Again, and for the millionth time: I know you’re starting to feel impatient. I feel that way too. And, as pessimistic as I am about this front office’s ability to build a perennial contender, I’m certainly not saying, “just wait and see, the Mets will be fine.”
I don’t know that’s the case. But I also don’t know that they screwed anything up by not acquiring Lackey or Halladay.
According to Honkbalsite.com, the Mets have signed Dutch teenagers Kevin Weijgertse and Björn Hato. Both are expected to train at the Mets’ instructional facility in the Dominican Republic starting in April, but only one is expected to have an umlaut in his name.
The Babelfish translation of the Honkbalsite.com article is predictably hilarious. Here’s what is has to say about Weijgertse:
The third limping man finished three games for the club head village. Weijgertse to Corendon Kinheim, moved at the end of the season, where he the fixed third limping man became. In service of the Haarlemse plough the binnenvelder 39 played games with 36 limping battle (.243), fifteen scored runs and seventeen binnengeslagen points.
It’s probably a bad sign that he’s already limping, but you have to be impressed by the seventeen binnengeslagen points.
As for Hato:
Also Björn Hato (18) ended up last season for head class serum Corendon Kinheim. The binnenvelder made one’s debut on Sunday 26 April in the head power then he in the eighth collection of the game against Mr. Cocker HCAW was used as pinchrunner.
I’ll say this much, it’s pretty impressive that Babelfish knows the Dutch word for “pinchrunner.” It’s less impressive that the Mets are signing guys who are only being used as pinch runners in Dutch baseball games.
Of course, for all I know “pinchrunner” here means he somehow hit seven home runs in a game and he’s actually the Dutch Babe Ruth.
Yorvit Torrealba’s grievance against the Mets is scheduled for Wednesday.
Regardless, the Mets may pursue Torrealba if they can’t land Bengie Molina.
This can only end well.
And by “well,” I mean, “with a weak-hitting catcher signed to a multi-year deal.”
This is from late 2007 (as evidenced by Jeff Conine), but I’ve never seen it before. Sadly, few of the players say anything cool, but there are a couple of nuggets of Rickey Henderson-inspired awesomeness in the middle. Jeff Conine is predictably uninteresting.
David Wright likes the Beastie Boys. It’s really funny to hear David Newhan say, “gangster.”
The Pedro Feliciano part — dismissing all of it — is particularly entertaining in how boring it is.

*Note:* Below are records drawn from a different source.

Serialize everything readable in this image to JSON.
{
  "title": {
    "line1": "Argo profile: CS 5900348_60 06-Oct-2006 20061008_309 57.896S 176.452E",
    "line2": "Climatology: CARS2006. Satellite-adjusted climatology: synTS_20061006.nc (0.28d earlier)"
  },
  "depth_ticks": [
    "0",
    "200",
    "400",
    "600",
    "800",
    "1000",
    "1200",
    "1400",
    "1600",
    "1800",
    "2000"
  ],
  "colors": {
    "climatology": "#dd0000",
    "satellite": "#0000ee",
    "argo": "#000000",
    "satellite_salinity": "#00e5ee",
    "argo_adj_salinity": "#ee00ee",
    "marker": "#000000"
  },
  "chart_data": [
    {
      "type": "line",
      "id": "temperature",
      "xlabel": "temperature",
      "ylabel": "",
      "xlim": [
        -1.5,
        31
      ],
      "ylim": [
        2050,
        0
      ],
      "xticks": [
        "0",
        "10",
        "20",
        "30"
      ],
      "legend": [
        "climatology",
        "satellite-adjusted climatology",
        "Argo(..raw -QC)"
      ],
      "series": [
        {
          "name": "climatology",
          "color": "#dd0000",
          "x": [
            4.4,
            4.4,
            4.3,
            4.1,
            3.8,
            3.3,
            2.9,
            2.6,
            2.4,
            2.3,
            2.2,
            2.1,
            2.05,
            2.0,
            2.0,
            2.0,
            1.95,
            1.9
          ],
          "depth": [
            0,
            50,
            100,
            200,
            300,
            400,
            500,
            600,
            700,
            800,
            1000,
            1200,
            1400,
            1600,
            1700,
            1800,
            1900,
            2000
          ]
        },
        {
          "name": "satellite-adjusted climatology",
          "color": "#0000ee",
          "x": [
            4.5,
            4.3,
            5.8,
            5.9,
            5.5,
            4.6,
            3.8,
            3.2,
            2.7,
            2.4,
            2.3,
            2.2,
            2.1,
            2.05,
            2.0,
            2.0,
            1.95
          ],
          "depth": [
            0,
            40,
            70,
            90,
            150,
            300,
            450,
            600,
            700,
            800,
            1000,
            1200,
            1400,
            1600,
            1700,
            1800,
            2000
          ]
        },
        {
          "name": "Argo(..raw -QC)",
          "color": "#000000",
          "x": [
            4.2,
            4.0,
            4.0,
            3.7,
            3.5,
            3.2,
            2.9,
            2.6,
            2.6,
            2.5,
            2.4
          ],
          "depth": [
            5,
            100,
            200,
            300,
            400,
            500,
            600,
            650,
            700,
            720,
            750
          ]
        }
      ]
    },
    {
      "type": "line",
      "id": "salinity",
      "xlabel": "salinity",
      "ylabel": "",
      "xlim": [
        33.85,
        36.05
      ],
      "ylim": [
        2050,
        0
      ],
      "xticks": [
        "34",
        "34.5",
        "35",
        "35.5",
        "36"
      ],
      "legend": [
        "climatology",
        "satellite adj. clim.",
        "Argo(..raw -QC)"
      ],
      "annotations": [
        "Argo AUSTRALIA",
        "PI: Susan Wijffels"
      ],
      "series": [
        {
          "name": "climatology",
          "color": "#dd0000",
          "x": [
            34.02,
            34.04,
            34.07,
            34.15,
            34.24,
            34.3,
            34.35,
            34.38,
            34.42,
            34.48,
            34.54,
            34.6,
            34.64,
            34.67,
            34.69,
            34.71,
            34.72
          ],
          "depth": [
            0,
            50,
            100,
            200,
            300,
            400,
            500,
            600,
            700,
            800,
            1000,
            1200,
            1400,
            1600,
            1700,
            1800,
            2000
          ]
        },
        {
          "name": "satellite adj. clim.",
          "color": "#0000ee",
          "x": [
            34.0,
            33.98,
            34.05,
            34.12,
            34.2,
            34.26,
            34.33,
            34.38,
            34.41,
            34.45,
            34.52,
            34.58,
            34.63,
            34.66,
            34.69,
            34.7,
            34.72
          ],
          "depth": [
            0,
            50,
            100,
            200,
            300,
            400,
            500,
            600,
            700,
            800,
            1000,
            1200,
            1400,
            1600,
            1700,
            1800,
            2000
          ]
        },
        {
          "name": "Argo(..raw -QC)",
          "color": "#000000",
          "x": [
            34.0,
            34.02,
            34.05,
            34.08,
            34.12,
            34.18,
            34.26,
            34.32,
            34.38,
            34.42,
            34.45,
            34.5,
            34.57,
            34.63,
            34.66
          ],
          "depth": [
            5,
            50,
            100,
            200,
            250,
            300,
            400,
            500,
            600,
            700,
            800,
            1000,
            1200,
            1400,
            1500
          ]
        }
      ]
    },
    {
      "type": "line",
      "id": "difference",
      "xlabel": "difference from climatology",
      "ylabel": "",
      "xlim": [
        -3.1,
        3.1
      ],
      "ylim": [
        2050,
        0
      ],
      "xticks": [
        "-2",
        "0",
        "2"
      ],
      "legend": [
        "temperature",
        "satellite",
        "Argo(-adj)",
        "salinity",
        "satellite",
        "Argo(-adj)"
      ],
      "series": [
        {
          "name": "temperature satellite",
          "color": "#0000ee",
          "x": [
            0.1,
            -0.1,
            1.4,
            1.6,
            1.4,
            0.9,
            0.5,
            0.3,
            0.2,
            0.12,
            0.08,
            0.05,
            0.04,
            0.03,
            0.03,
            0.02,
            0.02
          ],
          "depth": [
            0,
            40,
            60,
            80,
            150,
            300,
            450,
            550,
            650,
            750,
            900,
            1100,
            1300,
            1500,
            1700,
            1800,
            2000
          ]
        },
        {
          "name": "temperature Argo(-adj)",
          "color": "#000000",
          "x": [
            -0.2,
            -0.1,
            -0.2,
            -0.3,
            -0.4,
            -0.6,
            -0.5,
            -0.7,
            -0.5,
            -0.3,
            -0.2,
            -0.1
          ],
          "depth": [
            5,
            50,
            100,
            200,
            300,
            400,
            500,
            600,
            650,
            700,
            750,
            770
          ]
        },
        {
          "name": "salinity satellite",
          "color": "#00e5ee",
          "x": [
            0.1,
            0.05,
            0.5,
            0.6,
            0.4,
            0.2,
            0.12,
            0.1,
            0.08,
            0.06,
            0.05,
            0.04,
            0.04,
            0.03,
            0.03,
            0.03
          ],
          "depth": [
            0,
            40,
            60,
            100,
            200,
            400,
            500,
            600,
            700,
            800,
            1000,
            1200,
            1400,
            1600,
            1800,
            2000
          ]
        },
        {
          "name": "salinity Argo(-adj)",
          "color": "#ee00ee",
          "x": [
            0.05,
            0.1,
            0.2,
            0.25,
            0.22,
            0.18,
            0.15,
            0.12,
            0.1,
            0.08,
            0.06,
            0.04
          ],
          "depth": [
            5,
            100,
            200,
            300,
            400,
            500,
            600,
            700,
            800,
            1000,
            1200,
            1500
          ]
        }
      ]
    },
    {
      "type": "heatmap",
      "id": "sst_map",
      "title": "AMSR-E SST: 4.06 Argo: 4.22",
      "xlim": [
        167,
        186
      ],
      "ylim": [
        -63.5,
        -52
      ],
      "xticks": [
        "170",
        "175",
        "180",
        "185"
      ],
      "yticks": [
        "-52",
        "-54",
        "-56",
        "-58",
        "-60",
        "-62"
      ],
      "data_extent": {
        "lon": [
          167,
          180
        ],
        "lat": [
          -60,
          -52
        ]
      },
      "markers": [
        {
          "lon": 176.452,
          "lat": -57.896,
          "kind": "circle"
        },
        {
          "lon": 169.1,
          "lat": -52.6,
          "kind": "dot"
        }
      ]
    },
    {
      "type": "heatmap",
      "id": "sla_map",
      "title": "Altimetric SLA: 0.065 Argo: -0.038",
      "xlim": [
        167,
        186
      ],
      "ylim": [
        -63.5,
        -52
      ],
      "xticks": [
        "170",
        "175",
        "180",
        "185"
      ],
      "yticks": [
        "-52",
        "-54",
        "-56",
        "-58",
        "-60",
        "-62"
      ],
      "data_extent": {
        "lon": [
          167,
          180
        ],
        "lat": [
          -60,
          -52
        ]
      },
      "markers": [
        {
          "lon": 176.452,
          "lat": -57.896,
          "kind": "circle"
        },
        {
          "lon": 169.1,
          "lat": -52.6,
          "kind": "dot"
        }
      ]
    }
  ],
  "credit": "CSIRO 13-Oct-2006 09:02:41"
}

He is the most workmanlike dude imaginable. It’s kind of awesome.
One game Feliciano got out Ryan Howard, Chase Utley and Raul Ibanez on a total of six pitches or something, so I went to ask him about it, and he was just like, “yeah, that’s my job, I get lefties out.” So, trying to get something more out of him, I asked him if he got especially geared up for the Phillies with all their great lefties, and he was like, “nah, just doing my job, getting lefties out.”